Renovámos pouco tempo depois esse encontro, como se tinha aprazado, sendo eu acompanhado pelo Alto Comissário Adjunto, Dr Rui Pinheiro, (Procurador Geral Adjunto), e presentes quadros de chefia da Inspecção do Banco de Portugal e da Polícia Judiciária, específicamente solicitados: fiz a introdução ao assunto e o dr Rui Pinheiro expôs qual a nossa ideia quanto ao caminho a seguir, no que se foi bem acolhido, como era esperável, por qualquer das instâncias.
E com isso, terminei a minha intervenção institucional com a consciência de que o assunto estava já entregue às instâncias adequadas, mesmo considerando o caso de eventual omissão por parte de Serviços Públicos.

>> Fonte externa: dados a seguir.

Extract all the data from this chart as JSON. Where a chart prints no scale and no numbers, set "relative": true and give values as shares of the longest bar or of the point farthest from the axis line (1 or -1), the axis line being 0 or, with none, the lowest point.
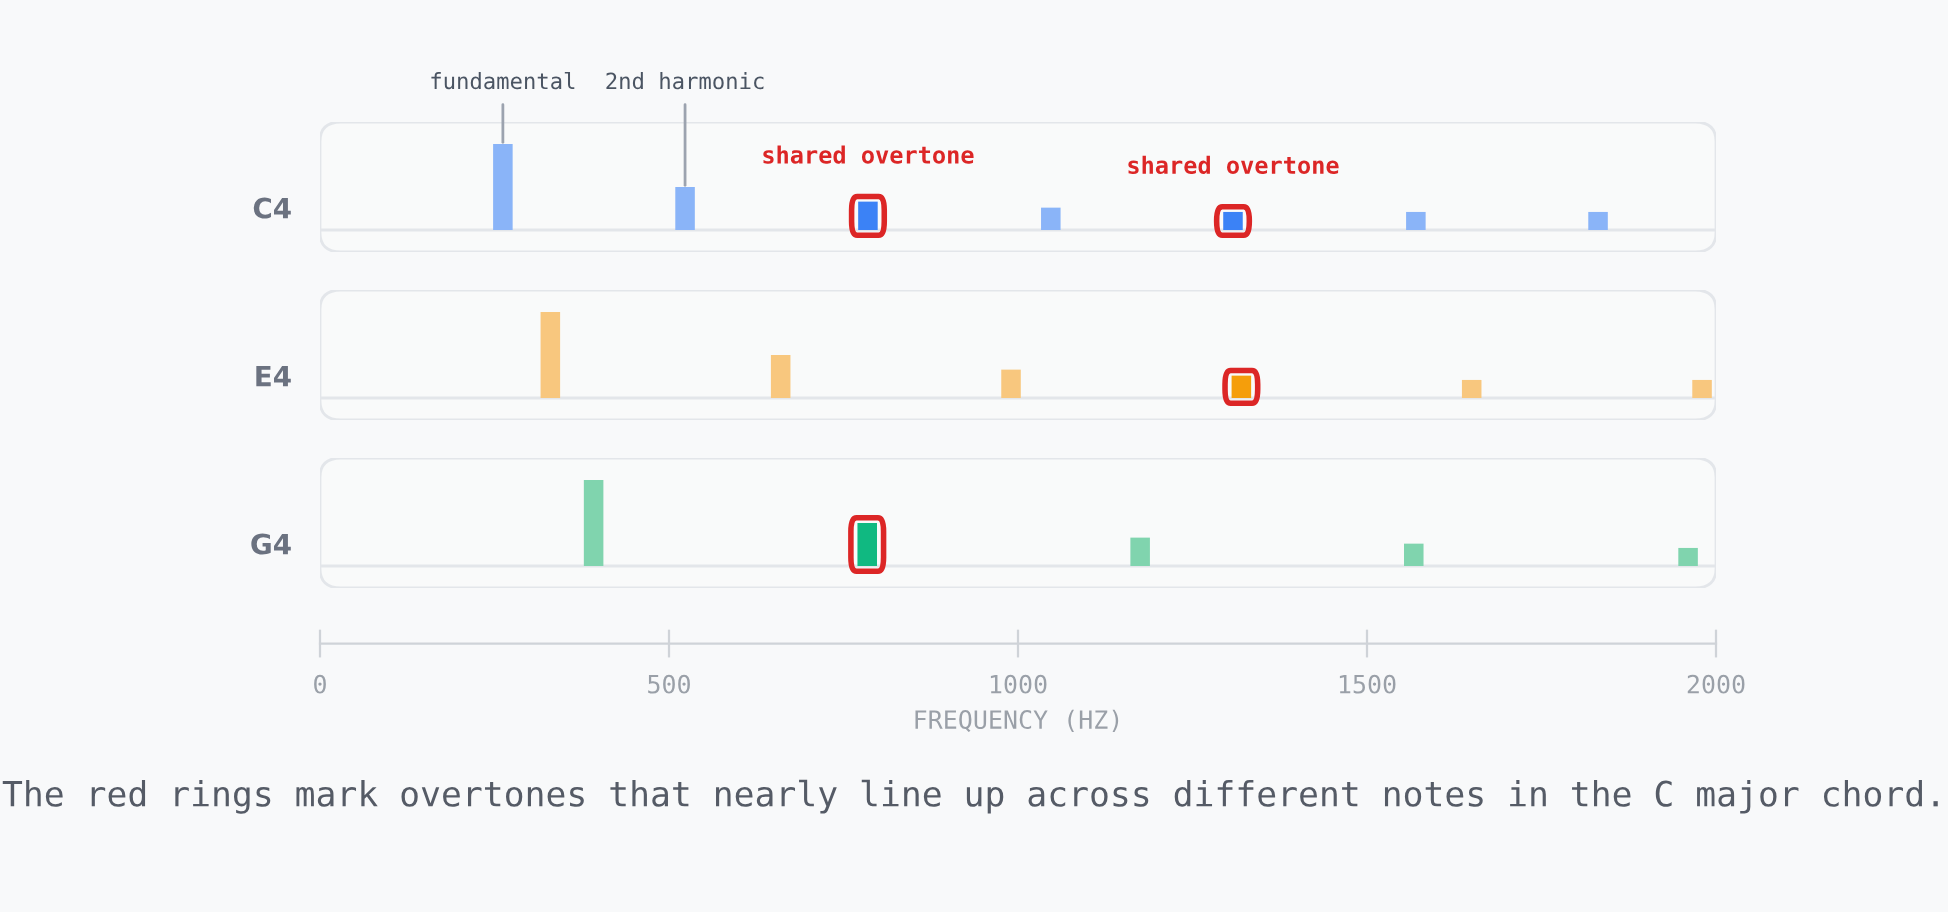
{
  "chart_data": [
    {
      "type": "bar",
      "relative": true,
      "ylabel": "C4",
      "x": [
        262,
        523,
        785,
        1047,
        1308,
        1570,
        1831
      ],
      "xlim": [
        0,
        2000
      ],
      "tick_labels": false,
      "series": [
        {
          "color": "#8ab4f8",
          "colors": [
            "#8ab4f8",
            "#8ab4f8",
            "#3b82f6",
            "#8ab4f8",
            "#3b82f6",
            "#8ab4f8",
            "#8ab4f8"
          ],
          "values": [
            1,
            0.5,
            0.33,
            0.26,
            0.21,
            0.21,
            0.21
          ]
        }
      ],
      "annotations": [
        {
          "text": "fundamental",
          "x": 262,
          "y": 1
        },
        {
          "text": "2nd harmonic",
          "x": 523,
          "y": 0.5
        },
        {
          "text": "shared overtone",
          "x": 785,
          "y": 0.33
        },
        {
          "text": "shared overtone",
          "x": 1308,
          "y": 0.21
        }
      ]
    },
    {
      "type": "bar",
      "relative": true,
      "ylabel": "E4",
      "x": [
        330,
        660,
        990,
        1320,
        1650,
        1980
      ],
      "xlim": [
        0,
        2000
      ],
      "tick_labels": false,
      "series": [
        {
          "color": "#f8c77e",
          "colors": [
            "#f8c77e",
            "#f8c77e",
            "#f8c77e",
            "#f59e0b",
            "#f8c77e",
            "#f8c77e"
          ],
          "values": [
            1,
            0.5,
            0.33,
            0.26,
            0.21,
            0.21
          ]
        }
      ]
    },
    {
      "type": "bar",
      "relative": true,
      "ylabel": "G4",
      "x": [
        392,
        784,
        1175,
        1567,
        1960
      ],
      "xlim": [
        0,
        2000
      ],
      "xticks": [
        0,
        500,
        1000,
        1500,
        2000
      ],
      "tick_labels": "x",
      "xlabel": "FREQUENCY (HZ)",
      "series": [
        {
          "color": "#80d4ae",
          "colors": [
            "#80d4ae",
            "#10b981",
            "#80d4ae",
            "#80d4ae",
            "#80d4ae"
          ],
          "values": [
            1,
            0.5,
            0.33,
            0.26,
            0.21
          ]
        }
      ],
      "annotations": [
        "The red rings mark overtones that nearly line up across different notes in the C major chord."
      ]
    }
  ]
}
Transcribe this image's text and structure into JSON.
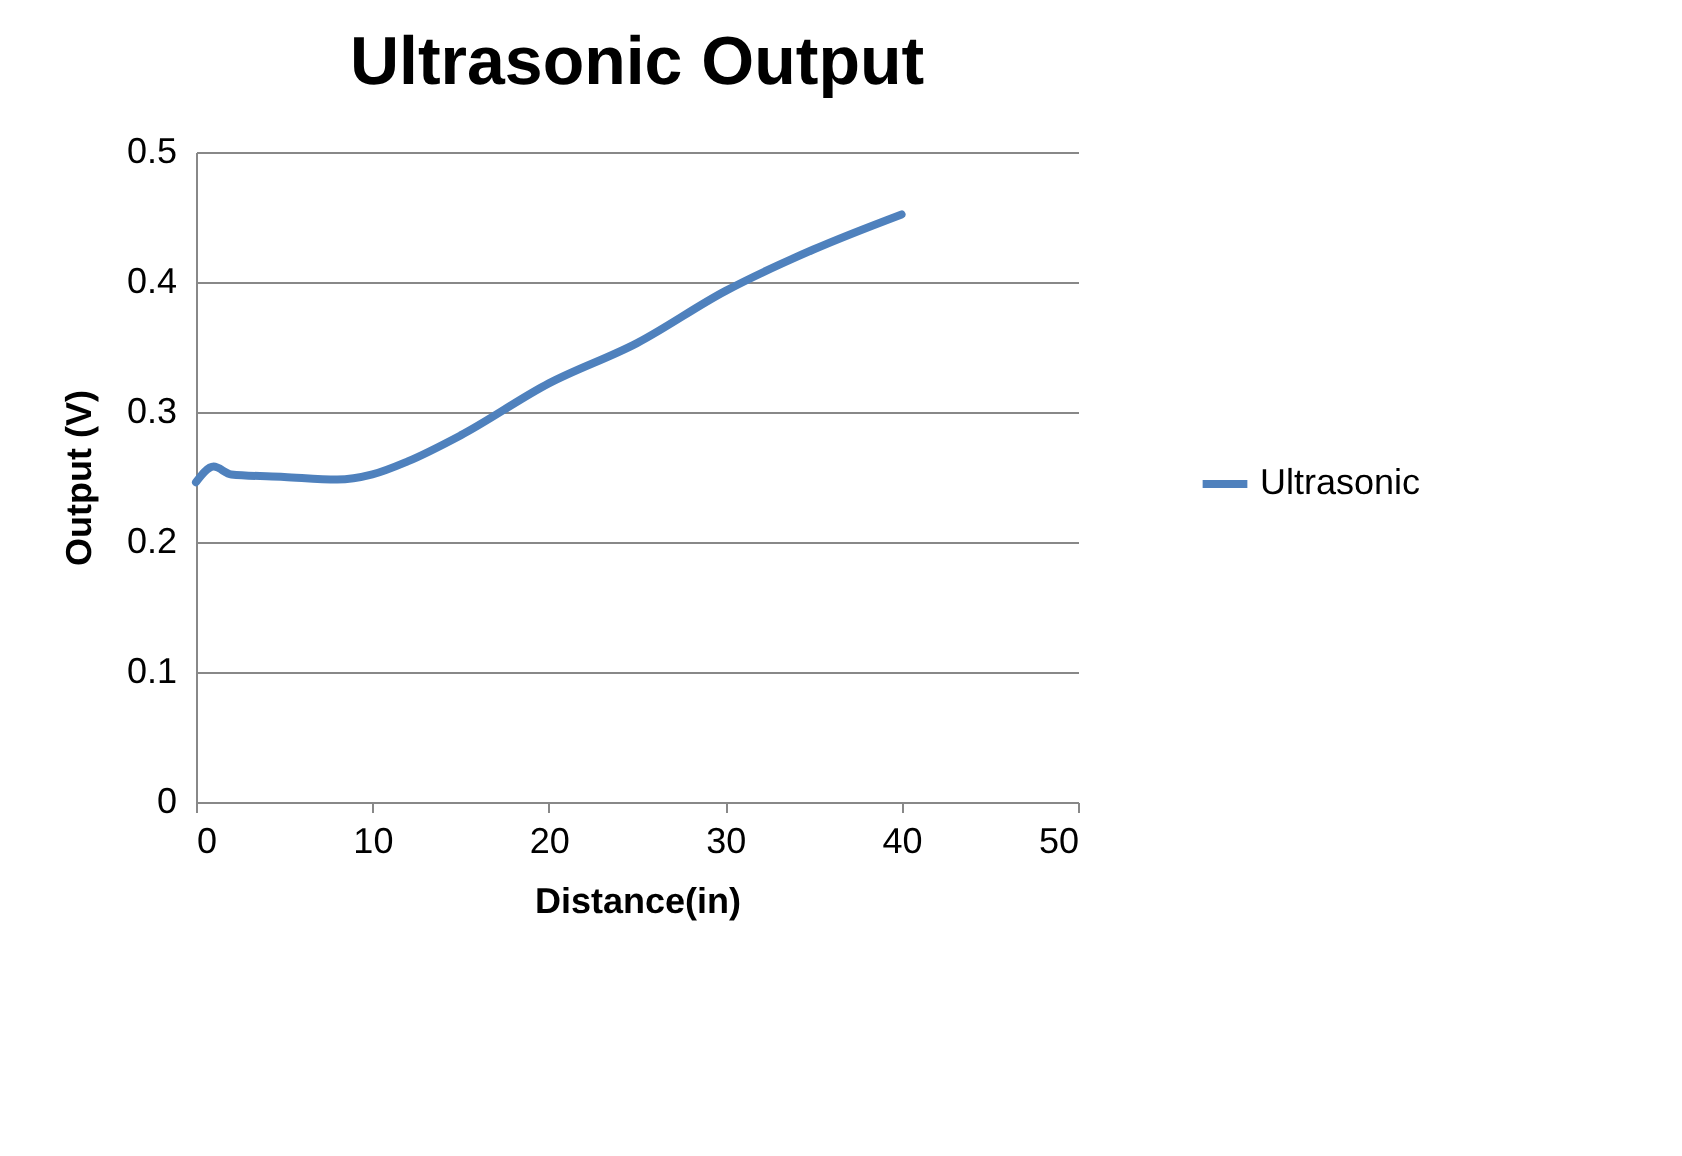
{
  "chart_data": {
    "type": "line",
    "title": "Ultrasonic Output",
    "xlabel": "Distance(in)",
    "ylabel": "Output (V)",
    "xlim": [
      0,
      50
    ],
    "xticks": [
      0,
      10,
      20,
      30,
      40,
      50
    ],
    "ylim": [
      0,
      0.5
    ],
    "yticks": [
      0,
      0.1,
      0.2,
      0.3,
      0.4,
      0.5
    ],
    "grid": "y",
    "legend": "right",
    "marker": "none",
    "line_style": "solid",
    "series": [
      {
        "name": "Ultrasonic",
        "color": "#4f81bd",
        "x": [
          0,
          1,
          2,
          5,
          8,
          10,
          12,
          15,
          20,
          25,
          30,
          35,
          40
        ],
        "values": [
          0.246,
          0.258,
          0.252,
          0.25,
          0.248,
          0.252,
          0.262,
          0.282,
          0.322,
          0.353,
          0.393,
          0.425,
          0.452
        ]
      }
    ]
  }
}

O que se verificou estar correcto, tanto mais que se afigura ter existido uma boa concertação entre a PGR, o MFinanças e o MJustiça.

Ernâni Lopes, à pergunta da jornalista Diana Andringa sobre a eventual entrada em falência, respondeu na RTP, muito clarinho, que não haveria indemnizações (do Estado) para ninguém;
Concluir-se-á que o exemplo não colheu...

A D Maria Branca dos Santos, que foi detida em 8 de Outubro de 1984 e condenada em 7 de Fevereiro de 1990 a 10 anos de prisão, veio a ser libertada antes do cumprimento por motivos de saúde e morreu a 3 de Abril de 1992, aos 90 anos, num lar, cega e na miséria.(v Google).
A AACC respeitou absolutamente o “absoluto segredo” a que estava obrigada.!...
Foi larga a publicidade dada ao assunto em muitos OCS, e incluiu um livro de Ricardo da Silva e uma extensa reportagem do inefável Der Spiegel, ambas em 1984, e outro livro de Pedro Prostes da Fonseca no ano passado.

Houve ainda uma série televisiva em 130 episódios (!) na RTP "A Banqueira do Povo"; transmitida na RTP1 no horário das 19 horas, entre12 de Abril e 8 de Outubro de 1993.
Entretanto estará por saber se o Sr Madoff, nos Estados Unidos, colheu algo da ciência portuguesa na matéria…As coisas também lhe correram mal. E a nós todos.